If you’re at all concerned about indoor air quality, then you’ve likely thought of purchasing an air purifier.
Here, we break down the differences between the five most common filters.
A High-Efficiency Particulate Air filter (HEPA) is a free-standing model with a cartridge that captures particles as air passes through it. If the aim is to reduce the amount of dust and dander floating around your home, it’ll do the job. Just be sure to do your research.

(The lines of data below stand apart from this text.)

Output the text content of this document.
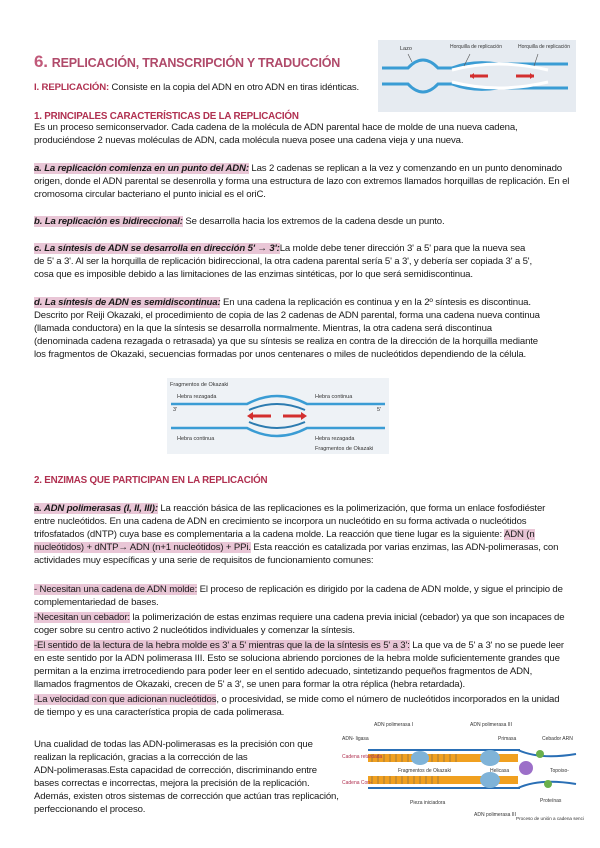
6. REPLICACIÓN, TRANSCRIPCIÓN Y TRADUCCIÓN
I. REPLICACIÓN: Consiste en la copia del ADN en otro ADN en tiras idénticas.
Lazo	Horquilla de replicación	Horquilla de replicación
1. PRINCIPALES CARACTERÍSTICAS DE LA REPLICACIÓN
Es un proceso semiconservador. Cada cadena de la molécula de ADN parental hace de molde de una nueva cadena,
produciéndose 2 nuevas moléculas de ADN, cada molécula nueva posee una cadena vieja y una nueva.
a. La replicación comienza en un punto del ADN: Las 2 cadenas se replican a la vez y comenzando en un punto denominado
origen, donde el ADN parental se desenrolla y forma una estructura de lazo con extremos llamados horquillas de replicación. En el
cromosoma circular bacteriano el punto inicial es el oriC.
b. La replicación es bidireccional: Se desarrolla hacia los extremos de la cadena desde un punto.
c. La síntesis de ADN se desarrolla en dirección 5' → 3':La molde debe tener dirección 3' a 5' para que la nueva sea
de 5' a 3'. Al ser la horquilla de replicación bidireccional, la otra cadena parental sería 5' a 3', y debería ser copiada 3' a 5',
cosa que es imposible debido a las limitaciones de las enzimas sintéticas, por lo que será semidiscontinua.
d. La síntesis de ADN es semidiscontinua: En una cadena la replicación es continua y en la 2º síntesis es discontinua.
Descrito por Reiji Okazaki, el procedimiento de copia de las 2 cadenas de ADN parental, forma una cadena nueva continua
(llamada conductora) en la que la síntesis se desarrolla normalmente. Mientras, la otra cadena será discontinua
(denominada cadena rezagada o retrasada) ya que su síntesis se realiza en contra de la dirección de la horquilla mediante
los fragmentos de Okazaki, secuencias formadas por unos centenares o miles de nucleótidos dependiendo de la célula.
Fragmentos de Okazaki
Hebra rezagada	Hebra continua
Hebra continua	Hebra rezagada
Fragmentos de Okazaki
3'	5'
2. ENZIMAS QUE PARTICIPAN EN LA REPLICACIÓN
a. ADN polimerasas (I, II, III): La reacción básica de las replicaciones es la polimerización, que forma un enlace fosfodiéster
entre nucleótidos. En una cadena de ADN en crecimiento se incorpora un nucleótido en su forma activada o nucleótidos
trifosfatados (dNTP) cuya base es complementaria a la cadena molde. La reacción que tiene lugar es la siguiente: ADN (n
nucleótidos) + dNTP→ ADN (n+1 nucleótidos) + PPi. Esta reacción es catalizada por varias enzimas, las ADN-polimerasas, con
actividades muy específicas y una serie de requisitos de funcionamiento comunes:
- Necesitan una cadena de ADN molde: El proceso de replicación es dirigido por la cadena de ADN molde, y sigue el principio de
complementariedad de bases.
-Necesitan un cebador: la polimerización de estas enzimas requiere una cadena previa inicial (cebador) ya que son incapaces de
coger sobre su centro activo 2 nucleótidos individuales y comenzar la síntesis.
-El sentido de la lectura de la hebra molde es 3' a 5' mientras que la de la síntesis es 5' a 3': La que va de 5' a 3' no se puede leer
en este sentido por la ADN polimerasa III. Esto se soluciona abriendo porciones de la hebra molde suficientemente grandes que
permitan a la enzima irretrocediendo para poder leer en el sentido adecuado, sintetizando pequeños fragmentos de ADN,
llamados fragmentos de Okazaki, crecen de 5' a 3', se unen para formar la otra réplica (hebra retardada).
-La velocidad con que adicionan nucleótidos, o procesividad, se mide como el número de nucleótidos incorporados en la unidad
de tiempo y es una característica propia de cada polimerasa.
Una cualidad de todas las ADN-polimerasas es la precisión con que
realizan la replicación, gracias a la corrección de las
ADN-polimerasas.Esta capacidad de corrección, discriminando entre
bases correctas e incorrectas, mejora la precisión de la replicación.
Además, existen otros sistemas de corrección que actúan tras replicación,
perfeccionando el proceso.
ADN polimerasa I	ADN polimerasa III
ADN- ligasa	Primasa	Cebador ARN
Cadena retardada
Cadena Con-
Fragmentos de Okazaki	Helicasa	Topoiso-
Pieza iniciadora
ADN polimerasa III
Proteínas
Proceso de unión a cadena sencilla
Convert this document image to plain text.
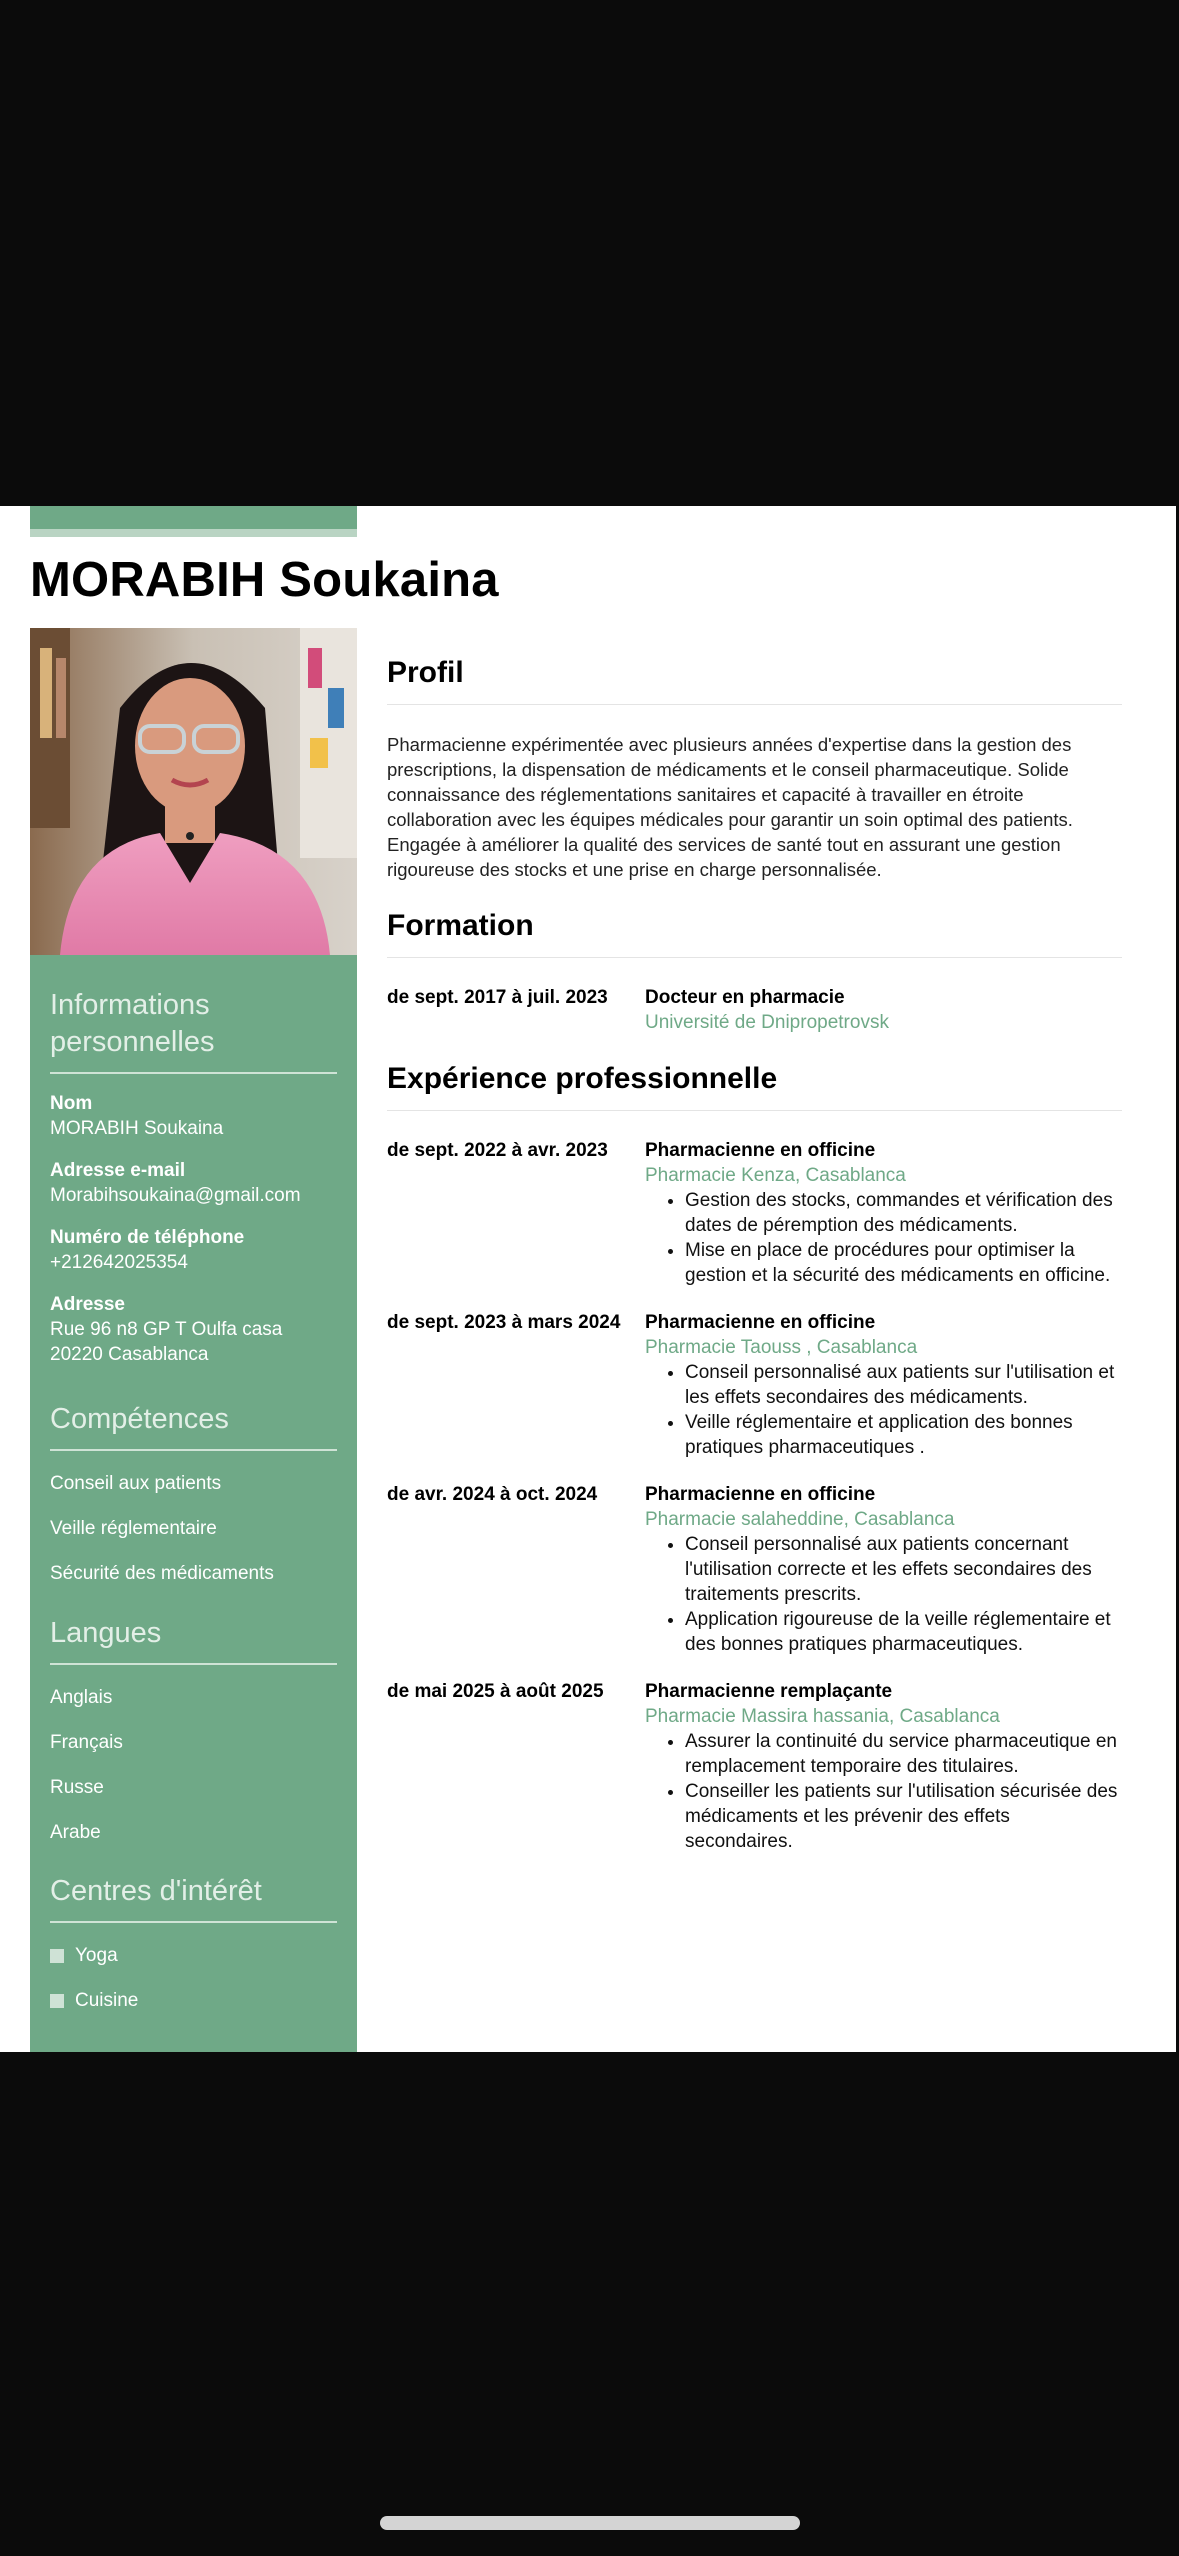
MORABIH Soukaina
Informations
personnelles
Nom
MORABIH Soukaina
Adresse e-mail
Morabihsoukaina@gmail.com
Numéro de téléphone
+212642025354
Adresse
Rue 96 n8 GP T Oulfa casa
20220 Casablanca
Compétences
Conseil aux patients
Veille réglementaire
Sécurité des médicaments
Langues
Anglais
Français
Russe
Arabe
Centres d'intérêt
Yoga
Cuisine
Profil

Pharmacienne expérimentée avec plusieurs années d'expertise dans la gestion des prescriptions, la dispensation de médicaments et le conseil pharmaceutique. Solide connaissance des réglementations sanitaires et capacité à travailler en étroite collaboration avec les équipes médicales pour garantir un soin optimal des patients. Engagée à améliorer la qualité des services de santé tout en assurant une gestion rigoureuse des stocks et une prise en charge personnalisée.

Formation
de sept. 2017 à juil. 2023	Docteur en pharmacie
Université de Dnipropetrovsk
Expérience professionnelle
de sept. 2022 à avr. 2023	Pharmacienne en officine
Pharmacie Kenza, Casablanca
• Gestion des stocks, commandes et vérification des dates de péremption des médicaments.
• Mise en place de procédures pour optimiser la gestion et la sécurité des médicaments en officine.
de sept. 2023 à mars 2024	Pharmacienne en officine
Pharmacie Taouss , Casablanca
• Conseil personnalisé aux patients sur l'utilisation et les effets secondaires des médicaments.
• Veille réglementaire et application des bonnes pratiques pharmaceutiques .
de avr. 2024 à oct. 2024	Pharmacienne en officine
Pharmacie salaheddine, Casablanca
• Conseil personnalisé aux patients concernant l'utilisation correcte et les effets secondaires des traitements prescrits.
• Application rigoureuse de la veille réglementaire et des bonnes pratiques pharmaceutiques.
de mai 2025 à août 2025	Pharmacienne remplaçante
Pharmacie Massira hassania, Casablanca
• Assurer la continuité du service pharmaceutique en remplacement temporaire des titulaires.
• Conseiller les patients sur l'utilisation sécurisée des médicaments et les prévenir des effets secondaires.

Unlike the HEPA filter, an air ionizer does not capture airborne particles with a filter. Instead, it emits negatively charged particles that cling to positively charged particles, such as dust, allergens, bacteria, and smoke. The neutralized particles then precipitate on the floor and furniture. If you don’t mind dusting, this could be the machine for you.
Similar to the air ionizer, an electrostatic filter charges particles to remove them from the air. Unlike the ionizer, an electrostatic filter traps the particles within the unit, sparing you from using the feather duster so much.
Activated Carbon Filter
Another odor-busting machine, an activated carbon filter tackles unpleasant aromas through chemical absorption. The unit contains a bed of powdered charcoal which traps impurities, including those produced by common household chemicals and VOCs, leaving only fresh air behind.
Typically affixed to your HVAC system, a lamp zaps passing air with germicidal UV rays, rendering contaminates inert. This is also a good defense against mold, which grows in dark, damp places, i.e. your ducts.